The beginning of a year feels like a fresh start, a new blank page for a lot of people. We aim to grow in every aspect of our lives: physically, mentally, financially, intellectually. That is why it’s common for us to create New Year’s resolution—a list of the things we would like to accomplish at the beginning of every year, yet unfortunately, it’s also common for us to quickly throw that list out the window. Research shows that only around 12% of people who make New Year’s resolution felt that they were successful in achieving their goals. But what if we can change the way we make a list of new year’s resolution, so that we can actually stick to them? Here are 5 tips on how to stick to your goals!

Make specific and realistic goals.

For example, you want to lose weight. Instead of only writing down “losing weight,” try also writing down the specific and achievable ways on how you’re going to do it, such as: hitting the gym 3-4 days a week, replacing ice cream with yogurt, sticking to the 50/25/25 eating rule, etc. This way, you won’t feel like your goals are too unattainable and overwhelming.

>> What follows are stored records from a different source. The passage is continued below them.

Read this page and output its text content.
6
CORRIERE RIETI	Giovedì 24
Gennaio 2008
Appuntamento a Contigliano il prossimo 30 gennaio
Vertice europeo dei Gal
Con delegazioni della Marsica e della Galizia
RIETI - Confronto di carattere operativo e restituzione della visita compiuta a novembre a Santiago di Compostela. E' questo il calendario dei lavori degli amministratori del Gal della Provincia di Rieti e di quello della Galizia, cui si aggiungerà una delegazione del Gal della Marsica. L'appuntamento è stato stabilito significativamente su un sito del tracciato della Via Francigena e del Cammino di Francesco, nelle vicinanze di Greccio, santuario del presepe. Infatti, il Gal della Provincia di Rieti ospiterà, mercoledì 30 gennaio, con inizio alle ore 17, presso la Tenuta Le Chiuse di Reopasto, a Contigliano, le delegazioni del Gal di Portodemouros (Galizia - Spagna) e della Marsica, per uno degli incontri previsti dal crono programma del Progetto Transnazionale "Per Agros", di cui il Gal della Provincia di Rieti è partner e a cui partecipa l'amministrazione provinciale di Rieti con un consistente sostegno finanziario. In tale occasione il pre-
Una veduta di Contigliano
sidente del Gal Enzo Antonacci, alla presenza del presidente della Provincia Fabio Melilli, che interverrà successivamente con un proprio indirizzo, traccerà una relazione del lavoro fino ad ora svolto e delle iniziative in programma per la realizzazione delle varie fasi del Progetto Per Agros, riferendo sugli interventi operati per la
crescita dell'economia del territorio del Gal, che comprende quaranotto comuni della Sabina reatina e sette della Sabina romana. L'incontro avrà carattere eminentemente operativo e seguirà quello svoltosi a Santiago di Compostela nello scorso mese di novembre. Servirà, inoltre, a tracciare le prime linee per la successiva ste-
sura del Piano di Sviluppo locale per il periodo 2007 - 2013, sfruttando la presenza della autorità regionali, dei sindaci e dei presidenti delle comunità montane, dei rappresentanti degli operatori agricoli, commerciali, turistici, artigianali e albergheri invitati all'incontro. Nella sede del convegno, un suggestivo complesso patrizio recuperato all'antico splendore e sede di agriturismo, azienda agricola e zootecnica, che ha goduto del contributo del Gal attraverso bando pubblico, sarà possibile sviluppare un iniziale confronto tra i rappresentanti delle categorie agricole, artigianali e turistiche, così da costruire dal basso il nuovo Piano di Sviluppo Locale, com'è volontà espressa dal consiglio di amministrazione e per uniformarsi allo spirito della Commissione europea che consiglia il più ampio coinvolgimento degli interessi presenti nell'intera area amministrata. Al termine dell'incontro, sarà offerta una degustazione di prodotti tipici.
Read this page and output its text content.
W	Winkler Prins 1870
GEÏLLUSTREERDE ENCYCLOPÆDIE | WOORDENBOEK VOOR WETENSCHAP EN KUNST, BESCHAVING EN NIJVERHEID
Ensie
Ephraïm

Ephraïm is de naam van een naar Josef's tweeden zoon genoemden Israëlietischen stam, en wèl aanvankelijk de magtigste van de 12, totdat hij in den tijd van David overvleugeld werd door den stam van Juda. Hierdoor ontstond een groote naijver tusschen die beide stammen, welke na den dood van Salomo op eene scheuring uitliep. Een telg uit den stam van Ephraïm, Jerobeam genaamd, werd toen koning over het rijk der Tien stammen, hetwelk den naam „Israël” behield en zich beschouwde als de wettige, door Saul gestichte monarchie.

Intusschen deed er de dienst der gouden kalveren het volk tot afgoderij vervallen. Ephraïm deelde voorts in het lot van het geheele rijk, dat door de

Take it one step at a time.

You probably have a lot of things you’d like to change about yourself. However, taking on too much and too quickly is a common reason why so many New Year’s resolutions fail. Just like unhealthy habits and behaviors develop over time, it will take an even longer time to replace those with better and healthier ones. So, take it one step at a time. Change your habits one by one, and keep working toward your goals.

Replace “problematic” behaviors with positive ones.

If you resolve to do less of something, changing that behavior is more likely to come with a sense of deprivation. Once you restrict an activity that’s been a regular part of your life, you’ll have a strong urge and craving to get back to it. To manage this, prioritize an alternative behavior that seems like a reasonable substitute for whatever you’re hoping to limit. For instance, instead of “smoking less,” try “do meditation.” Instead of “not watching TV before bed,” consider “reading a book before bed.”

Prepare useful responses when setbacks happen.

Remember, change isn’t linear. You will not always have good days. You will not always feel motivated. You might even relapse. But when this happens, don’t see it as a failure! Pick yourself up and try again. Take a moment to reflect on yourself, perhaps write things down in a journal, such as: when did the relapse occur, what might have triggered it, and what can you do differently next time.

Surround yourself with a good support system.

It might help to share your goals and experiences with the ones you love and trust, allowing them to stay with you throughout your journey. It is not going to be easy, so it’s important for you to have someone to lean on. A solid support system will also help you to be accountable for your New Year’s resolution.